I-15183.0 | Hon. Antoine-Aimé Dorion, Montreal, QC, 1865, copied between 1900 and 1940
Hon. Antoine-Aimé Dorion, Montreal, QC, 1865, copied between 1900 and 1940
William Notman (1826-1891)
1865, copied between1900-1940, 20th century
Silver salts on film (nitrate) - Gelatin silver process
17 x 12 cm
Purchase from Associated Screen News Ltd.
© McCord Museum
Keywords: male (26812) , Photograph (77678) , portrait (53878)
Keys to History
From 1854 to 1867, Antoine-Aimé Dorion (1818-1891) led the Parti Rouge, a Canada East (Quebec) reformist party that fought for the protection of Francophone rights and the separation of church and state. While Dorion actually initiated the proposal to federalize Canada East and West in 1856, he opposed the idea of including the Maritime colonies in the union. In 1865, when this photograph was taken, the Great Coalition had brought forward the Quebec Resolutions, a deal that would forge a Confederation between five British North American colonies, if passed in each of their parliaments. Dorion and his Rouges fought against the proposed territorial expansion of the government and the centralization of federal powers, arguing that these acts threatened Francophone institutions and political interests. The following quote is taken from Dorion's arguments during parliamentary debates on the subject:
"The Confederation I advocated was a real confederation, giving the largest powers to the local governments, and merely a delegated authority to the general government - in that respect differing in toto from the one now proposed which gives all the powers to the central government and reserves for the local governments the smallest possible amount of freedom of action. There is nothing besides in what I have ever written or said that can be interpreted as favoring a confederation of all the provinces. This I always opposed..."
-Legislative Assembly, February 16, 1865
In 1865, Dorion fought against the idea of "rep by pop" (representation by population) in the proposed Confederation deal, which he considered as an attempt to assimilate the French in Canada East.
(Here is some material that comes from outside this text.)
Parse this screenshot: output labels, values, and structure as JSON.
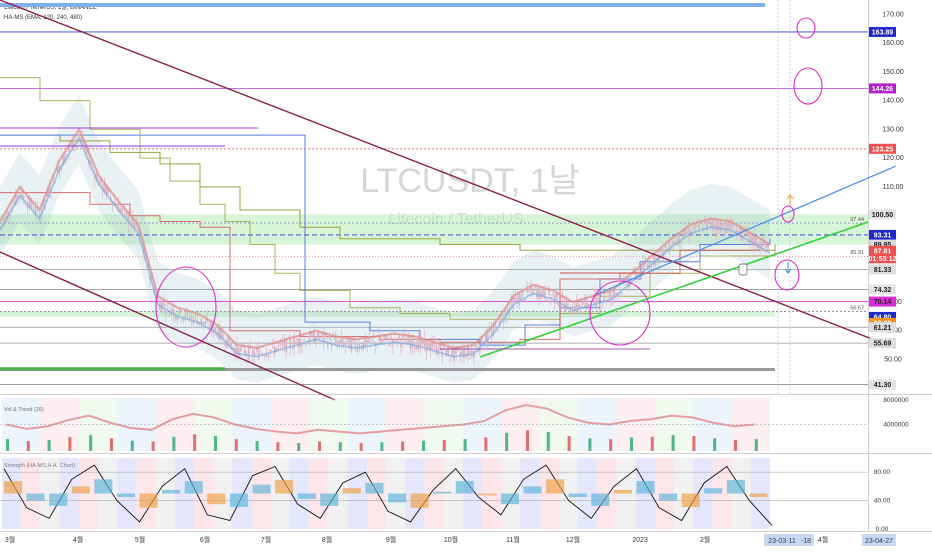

He fought for a federal union of Canada East and Canada West where each province would have an equal number of parliamentary representatives.
After a long and successful political career, Dorion retired from politics in 1874 to become the Quebec Chief Justice. He served in this capacity until his death in 1891.
In 1865, the Macdonald-Cartier coalition had dreams of building a nation bound together by a network of railways. Dorion described this as an idea to create a longer border to defend in order that colonies with no mutual trade ties may be joined. Confederation, he concluded, was "another haul at the public purse for the Grand Trunk".
The town of Dorion, Quebec, was named in recognition of Sir Antoine-Aimé Dorion's (1818-1891) contribution as a lawyer, politician and Chief Justice of Quebec.